By the game's end though, the game does dangerously approach a both sides angle. One faction is specifically interesting in killing bullies to send a message to bullies across the world. And they make a compelling argument. The bullies are so overconfident, so happy to reap benefits from the system, they're clearly going to keep running through life scot-free. The game's central argument against murdering bullies doesn't really do something straight-forward as "killing is bad" or "people can change" or what have you. Its main argument is instead "someone innocent could get killed in the crossfire." And that, I would actually say, is a hell of a strong argument. Its just that the way the plot weaves around to that point doesn't necessarily do that argument justice. The innocent party is only tangentially related to mastermind's scheme and their death doesn't come from a mistake by the mastermind, but because a different bully decided to kill the innocent while hunting down the mastermind. Its not not the mastermind's fault, but it felt like RGG's tangled web/conspiracy-style writing board kind of fell flat in this instance. Its a particularly weird plot point when Yagami's insistence on harassing witnesses, despite knowing his very presence puts them in danger, goes uncommented on as potentially just as culpable in the deaths of innocents.

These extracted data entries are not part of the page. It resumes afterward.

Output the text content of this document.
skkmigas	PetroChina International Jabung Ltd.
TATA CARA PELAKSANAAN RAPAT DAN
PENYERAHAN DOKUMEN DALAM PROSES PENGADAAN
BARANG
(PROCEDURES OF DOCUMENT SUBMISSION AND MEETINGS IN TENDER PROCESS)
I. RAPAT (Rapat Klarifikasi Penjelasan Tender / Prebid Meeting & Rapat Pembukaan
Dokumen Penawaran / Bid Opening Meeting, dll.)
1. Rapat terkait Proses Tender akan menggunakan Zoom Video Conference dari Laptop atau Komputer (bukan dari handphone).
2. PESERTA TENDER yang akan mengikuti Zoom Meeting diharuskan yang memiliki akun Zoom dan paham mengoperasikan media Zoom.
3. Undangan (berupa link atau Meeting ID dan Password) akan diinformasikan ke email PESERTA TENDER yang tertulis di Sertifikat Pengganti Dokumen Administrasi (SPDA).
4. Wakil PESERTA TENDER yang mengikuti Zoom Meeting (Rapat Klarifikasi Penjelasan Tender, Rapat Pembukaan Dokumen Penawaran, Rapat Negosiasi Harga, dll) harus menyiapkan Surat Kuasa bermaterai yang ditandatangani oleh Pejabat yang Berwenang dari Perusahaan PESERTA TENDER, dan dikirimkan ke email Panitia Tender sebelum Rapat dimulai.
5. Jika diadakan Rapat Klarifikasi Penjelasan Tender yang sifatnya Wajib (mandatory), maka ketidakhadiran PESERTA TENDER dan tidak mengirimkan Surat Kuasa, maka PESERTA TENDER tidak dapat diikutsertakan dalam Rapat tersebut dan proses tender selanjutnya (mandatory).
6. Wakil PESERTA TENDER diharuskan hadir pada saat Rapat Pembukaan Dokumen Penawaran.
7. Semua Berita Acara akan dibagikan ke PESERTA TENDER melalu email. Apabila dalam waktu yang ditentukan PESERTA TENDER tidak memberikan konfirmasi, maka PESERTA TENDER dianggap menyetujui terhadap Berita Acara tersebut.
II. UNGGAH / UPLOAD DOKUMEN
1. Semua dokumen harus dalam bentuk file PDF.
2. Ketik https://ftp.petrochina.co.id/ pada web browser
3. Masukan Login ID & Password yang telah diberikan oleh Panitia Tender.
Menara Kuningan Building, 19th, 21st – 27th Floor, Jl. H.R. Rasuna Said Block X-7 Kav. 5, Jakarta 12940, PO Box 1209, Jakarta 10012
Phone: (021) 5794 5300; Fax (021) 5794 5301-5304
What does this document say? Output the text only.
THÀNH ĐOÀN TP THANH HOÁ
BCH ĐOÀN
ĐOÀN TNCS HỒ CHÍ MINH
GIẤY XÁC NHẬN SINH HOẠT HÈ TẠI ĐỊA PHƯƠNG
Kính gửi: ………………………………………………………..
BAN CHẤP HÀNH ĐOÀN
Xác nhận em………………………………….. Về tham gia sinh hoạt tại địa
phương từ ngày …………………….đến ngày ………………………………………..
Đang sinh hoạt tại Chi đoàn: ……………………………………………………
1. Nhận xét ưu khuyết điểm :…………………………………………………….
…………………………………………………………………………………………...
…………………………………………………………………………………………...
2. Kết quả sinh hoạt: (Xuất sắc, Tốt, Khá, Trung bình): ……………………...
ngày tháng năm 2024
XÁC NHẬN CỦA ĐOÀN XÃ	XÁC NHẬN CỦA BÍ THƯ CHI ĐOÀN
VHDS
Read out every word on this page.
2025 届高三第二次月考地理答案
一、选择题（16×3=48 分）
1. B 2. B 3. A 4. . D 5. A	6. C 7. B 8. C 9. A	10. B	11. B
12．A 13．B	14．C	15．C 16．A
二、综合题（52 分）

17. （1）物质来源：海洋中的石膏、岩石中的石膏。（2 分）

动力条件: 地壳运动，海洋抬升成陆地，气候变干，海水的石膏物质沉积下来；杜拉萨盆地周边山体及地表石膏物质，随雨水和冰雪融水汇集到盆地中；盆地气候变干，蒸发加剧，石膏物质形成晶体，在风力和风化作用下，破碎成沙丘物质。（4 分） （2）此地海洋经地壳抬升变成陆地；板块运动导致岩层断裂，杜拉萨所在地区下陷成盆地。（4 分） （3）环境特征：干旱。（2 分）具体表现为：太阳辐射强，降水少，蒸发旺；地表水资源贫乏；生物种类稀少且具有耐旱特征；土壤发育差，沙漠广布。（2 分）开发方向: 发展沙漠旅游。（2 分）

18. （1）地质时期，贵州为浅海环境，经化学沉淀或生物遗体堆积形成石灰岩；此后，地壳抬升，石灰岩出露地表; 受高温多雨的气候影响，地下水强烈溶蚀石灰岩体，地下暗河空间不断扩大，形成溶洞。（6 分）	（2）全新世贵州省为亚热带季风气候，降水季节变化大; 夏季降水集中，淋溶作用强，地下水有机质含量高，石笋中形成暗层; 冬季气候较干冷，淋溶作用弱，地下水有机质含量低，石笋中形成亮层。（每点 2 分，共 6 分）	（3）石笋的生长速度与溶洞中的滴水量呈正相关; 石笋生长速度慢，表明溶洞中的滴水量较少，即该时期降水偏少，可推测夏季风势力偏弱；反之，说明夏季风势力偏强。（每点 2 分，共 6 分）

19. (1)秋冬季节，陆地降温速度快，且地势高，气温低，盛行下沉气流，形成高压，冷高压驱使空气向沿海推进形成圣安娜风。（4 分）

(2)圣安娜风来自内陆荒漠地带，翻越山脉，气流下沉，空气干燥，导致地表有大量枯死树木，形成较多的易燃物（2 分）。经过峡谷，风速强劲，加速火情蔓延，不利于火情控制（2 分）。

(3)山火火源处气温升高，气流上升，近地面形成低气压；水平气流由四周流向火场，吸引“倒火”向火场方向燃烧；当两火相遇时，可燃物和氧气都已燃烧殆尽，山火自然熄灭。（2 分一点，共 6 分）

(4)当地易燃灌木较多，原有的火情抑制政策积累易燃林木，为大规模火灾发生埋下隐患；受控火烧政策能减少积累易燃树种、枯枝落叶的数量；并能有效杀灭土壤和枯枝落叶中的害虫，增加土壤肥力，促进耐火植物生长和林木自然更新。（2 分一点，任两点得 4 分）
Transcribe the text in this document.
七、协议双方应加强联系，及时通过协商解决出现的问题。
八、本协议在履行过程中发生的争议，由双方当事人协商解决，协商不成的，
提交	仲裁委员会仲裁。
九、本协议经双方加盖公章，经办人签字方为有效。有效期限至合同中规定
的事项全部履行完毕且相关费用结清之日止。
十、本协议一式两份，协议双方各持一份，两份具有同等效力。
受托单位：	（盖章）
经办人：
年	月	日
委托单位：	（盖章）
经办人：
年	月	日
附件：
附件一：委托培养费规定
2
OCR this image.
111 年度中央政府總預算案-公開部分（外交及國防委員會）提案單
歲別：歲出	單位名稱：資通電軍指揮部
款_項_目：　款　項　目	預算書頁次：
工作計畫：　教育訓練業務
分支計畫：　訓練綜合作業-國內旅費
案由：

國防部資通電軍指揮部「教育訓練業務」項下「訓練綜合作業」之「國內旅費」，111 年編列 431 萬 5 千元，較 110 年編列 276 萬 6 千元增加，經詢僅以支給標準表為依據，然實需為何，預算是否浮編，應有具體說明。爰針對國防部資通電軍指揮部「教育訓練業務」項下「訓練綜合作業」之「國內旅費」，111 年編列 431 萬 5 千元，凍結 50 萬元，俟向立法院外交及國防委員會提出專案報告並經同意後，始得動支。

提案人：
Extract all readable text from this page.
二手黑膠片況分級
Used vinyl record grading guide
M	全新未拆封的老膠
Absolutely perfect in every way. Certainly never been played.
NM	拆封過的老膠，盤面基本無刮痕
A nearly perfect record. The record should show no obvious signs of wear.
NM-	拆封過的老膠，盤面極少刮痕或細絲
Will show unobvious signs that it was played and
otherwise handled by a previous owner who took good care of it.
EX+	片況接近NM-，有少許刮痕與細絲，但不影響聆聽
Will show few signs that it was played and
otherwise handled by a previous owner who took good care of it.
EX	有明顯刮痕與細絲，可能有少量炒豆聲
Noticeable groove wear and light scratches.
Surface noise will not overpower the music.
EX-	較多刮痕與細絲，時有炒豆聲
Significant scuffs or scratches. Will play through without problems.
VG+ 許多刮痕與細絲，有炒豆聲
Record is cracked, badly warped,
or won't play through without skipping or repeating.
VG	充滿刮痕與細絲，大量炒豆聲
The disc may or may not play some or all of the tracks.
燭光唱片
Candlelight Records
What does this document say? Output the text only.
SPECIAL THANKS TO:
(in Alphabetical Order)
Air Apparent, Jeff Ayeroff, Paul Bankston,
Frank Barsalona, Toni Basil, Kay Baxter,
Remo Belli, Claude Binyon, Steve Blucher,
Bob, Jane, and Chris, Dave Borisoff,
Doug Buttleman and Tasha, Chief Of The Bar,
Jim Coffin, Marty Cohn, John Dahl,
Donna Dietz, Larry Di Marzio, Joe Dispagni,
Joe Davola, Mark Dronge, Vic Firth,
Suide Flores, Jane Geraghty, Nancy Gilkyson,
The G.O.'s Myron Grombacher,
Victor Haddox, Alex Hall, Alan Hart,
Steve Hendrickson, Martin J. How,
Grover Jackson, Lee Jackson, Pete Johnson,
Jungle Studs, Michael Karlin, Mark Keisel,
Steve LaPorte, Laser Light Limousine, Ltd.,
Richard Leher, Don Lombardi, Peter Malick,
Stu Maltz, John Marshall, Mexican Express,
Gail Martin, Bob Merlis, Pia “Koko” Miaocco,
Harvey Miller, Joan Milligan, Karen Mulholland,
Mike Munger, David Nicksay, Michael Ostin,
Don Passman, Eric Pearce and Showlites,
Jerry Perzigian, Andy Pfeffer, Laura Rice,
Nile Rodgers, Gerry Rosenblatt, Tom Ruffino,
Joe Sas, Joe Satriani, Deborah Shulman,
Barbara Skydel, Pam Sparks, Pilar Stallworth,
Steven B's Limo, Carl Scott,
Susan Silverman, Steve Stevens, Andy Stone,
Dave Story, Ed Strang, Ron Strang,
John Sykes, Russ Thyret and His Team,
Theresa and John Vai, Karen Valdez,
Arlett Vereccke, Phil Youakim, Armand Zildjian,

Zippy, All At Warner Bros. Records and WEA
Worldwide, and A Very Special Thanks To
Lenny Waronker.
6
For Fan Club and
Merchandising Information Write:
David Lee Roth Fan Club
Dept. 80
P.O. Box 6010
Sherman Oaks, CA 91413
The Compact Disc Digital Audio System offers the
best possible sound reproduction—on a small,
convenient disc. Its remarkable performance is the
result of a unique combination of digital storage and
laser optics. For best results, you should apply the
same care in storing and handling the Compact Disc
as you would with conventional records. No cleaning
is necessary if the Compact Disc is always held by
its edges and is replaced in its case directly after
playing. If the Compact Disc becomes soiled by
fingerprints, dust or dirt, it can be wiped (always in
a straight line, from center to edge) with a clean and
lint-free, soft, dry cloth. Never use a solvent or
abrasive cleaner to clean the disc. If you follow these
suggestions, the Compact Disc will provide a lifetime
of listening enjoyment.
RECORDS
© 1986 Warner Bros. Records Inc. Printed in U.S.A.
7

Even so... the strength of the writing can't be denied. Its possible this sort of plotline was just destined to hit home for me. I experienced some severe bullying as an elementary school student and I've spent the last few weeks completing my observation hours as a student teacher. I observe students for 65 hours this semester, before I upgrade to the next level and actually act as an occasional teacher for 14 weeks. I've been the helpless kid and now I've been the awkward instructor. Even after I've had a hands-on experience running a classroom, I don't know what to tell you I would do in numerous of the situations this game. Would I be able to enforce a classroom and discourage this level of abuse? Would I be able to notice the signs? And if I failed and a student was hurt, what would be the right course of action after that? Is it ever possible to atone for that level of mistake? Especially knowing how the system would protect someone from that harm in the end?

Its hard to say. Lost Judgment is willing to at least try to approach those questions, even if it doesn't have all the answers. Its bold. Its refreshing. Its a good fucking video game. Maybe one of the best stories RGG has ever accomplished. It doesn't provide set answers, but its a sincere demand for something to be done. And that's just such a warm sentiment to sit in for sixty hours.